By 2018, Million had moved up to yet another level of competition, a semi-professional series featuring a team structure and races across the nation. He was also ready to pick a college, which for him turned out to be an easy choice. Besides the fact that his father had been part of CSUSM’s second graduating class back in the mid-1990s, Million valued the strength of the College of Business Administration and the affordability of the university, allowing his family to devote more of their resources to his expensive passion.
He applied for and received an Alliance ambassador scholarship in fall 2019, the beginning of his sophomore year.
“It’s really given me a better purpose at Cal State San Marcos,” he said. “I love being a student, but the ambassador program has made my whole college experience more fulfilling. I think back to when I was in middle school, and I would have loved to hear from me at this time. I feel like I’m able to give back, and that has made it a two-way street for my education.”

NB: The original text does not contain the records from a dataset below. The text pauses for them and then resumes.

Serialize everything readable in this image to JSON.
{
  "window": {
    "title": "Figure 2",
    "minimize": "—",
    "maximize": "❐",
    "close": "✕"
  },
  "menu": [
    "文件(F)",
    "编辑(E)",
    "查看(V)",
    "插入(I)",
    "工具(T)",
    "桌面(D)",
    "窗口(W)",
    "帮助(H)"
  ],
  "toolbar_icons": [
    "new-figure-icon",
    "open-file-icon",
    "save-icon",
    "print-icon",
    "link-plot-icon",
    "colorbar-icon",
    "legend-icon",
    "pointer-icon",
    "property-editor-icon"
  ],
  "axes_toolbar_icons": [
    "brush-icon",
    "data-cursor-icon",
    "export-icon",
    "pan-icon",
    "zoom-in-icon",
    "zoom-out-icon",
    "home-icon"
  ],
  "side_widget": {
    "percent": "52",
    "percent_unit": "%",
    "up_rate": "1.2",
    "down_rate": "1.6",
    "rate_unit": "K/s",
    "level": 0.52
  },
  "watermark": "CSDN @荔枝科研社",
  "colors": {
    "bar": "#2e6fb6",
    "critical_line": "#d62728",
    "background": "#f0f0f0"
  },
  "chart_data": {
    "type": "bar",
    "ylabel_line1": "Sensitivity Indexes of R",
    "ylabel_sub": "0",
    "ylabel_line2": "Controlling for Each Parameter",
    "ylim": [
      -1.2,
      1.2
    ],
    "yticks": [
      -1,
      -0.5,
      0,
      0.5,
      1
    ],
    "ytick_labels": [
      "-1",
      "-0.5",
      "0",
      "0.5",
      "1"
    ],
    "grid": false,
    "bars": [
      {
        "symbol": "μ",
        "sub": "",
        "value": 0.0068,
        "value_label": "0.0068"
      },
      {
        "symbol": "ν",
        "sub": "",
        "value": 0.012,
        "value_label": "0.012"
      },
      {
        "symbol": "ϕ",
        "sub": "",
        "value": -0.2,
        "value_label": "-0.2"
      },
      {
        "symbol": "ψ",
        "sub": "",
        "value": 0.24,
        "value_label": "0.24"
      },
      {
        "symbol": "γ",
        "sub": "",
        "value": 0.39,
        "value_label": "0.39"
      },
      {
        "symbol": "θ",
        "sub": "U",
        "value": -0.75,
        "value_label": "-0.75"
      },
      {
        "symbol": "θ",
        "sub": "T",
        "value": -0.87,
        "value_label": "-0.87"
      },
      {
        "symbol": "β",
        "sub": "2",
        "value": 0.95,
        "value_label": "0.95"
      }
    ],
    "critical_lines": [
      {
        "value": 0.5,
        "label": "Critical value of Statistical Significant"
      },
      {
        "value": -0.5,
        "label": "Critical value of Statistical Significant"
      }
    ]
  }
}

Early in 2020, when Million still was settling in as an ambassador, he discovered a new entry-level racing championship in Germany. Germany always had represented something of a white whale for Million; his favorite type of racing is the endurance variety, and one of the most prestigious in the genre is the 24 Hours Nürburgring event in the southwest region of the country.
He reached out to a racing team that was receptive to an American joining, and in mid-February, he flew to Germany for an important testing session. He left California on a Thursday and returned on a Sunday. It was his first time ever being outside the United States.

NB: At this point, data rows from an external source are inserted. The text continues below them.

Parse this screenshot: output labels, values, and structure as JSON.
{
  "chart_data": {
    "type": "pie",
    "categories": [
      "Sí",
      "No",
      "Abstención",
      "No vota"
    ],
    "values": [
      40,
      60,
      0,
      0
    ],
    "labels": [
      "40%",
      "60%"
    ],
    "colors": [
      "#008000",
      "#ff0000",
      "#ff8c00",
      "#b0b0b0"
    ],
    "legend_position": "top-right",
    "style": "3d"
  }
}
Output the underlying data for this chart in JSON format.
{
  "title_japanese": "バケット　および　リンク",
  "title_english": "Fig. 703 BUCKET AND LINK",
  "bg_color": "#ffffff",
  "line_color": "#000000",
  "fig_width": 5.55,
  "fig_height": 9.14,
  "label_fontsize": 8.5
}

“It was the most bizarre, coolest experience of my life,” he said.
Million planned to go back and forth every couple of months for races, with the first one scheduled for the end of March. Of course, that coincided with the world shutting down as a result of the pandemic. When the championship resumed last summer, it was impossible for Million to make it to Germany because of travel restrictions.
That changed in September, when Germany’s COVID situation was largely under control and Million was able to be classified as an essential worker as a member of his new racing team. Because CSUSM had switched to remote instruction, he realized he wouldn’t need to make the long trek for each race. He could simply live in Germany for the fall.
“It was pretty surreal,” Million said. “I would walk down the streets and it would be all Germans because there were almost no tourists. And how do you categorize yourself? Technically, I was there working, but I’m also a student. I was studying abroad, but not officially. Just a unique experience, and it worked out well.”
Now back in his home city, Million hopes to return to Germany for about a month sometime this year to secure a permit that would represent a first step toward his ultimate goal – racing in the 24 Hours Nürburgring. As an Alliance ambassador, he’s in charge of the road shows this semester, which surely means compelling content for aspiring college students.
“Racing already has led to places that I never could have imagined,” he said. “I want to get my degree, I want to find work with a global business background, and if I’m able to pair that with racing, that would be incredible.”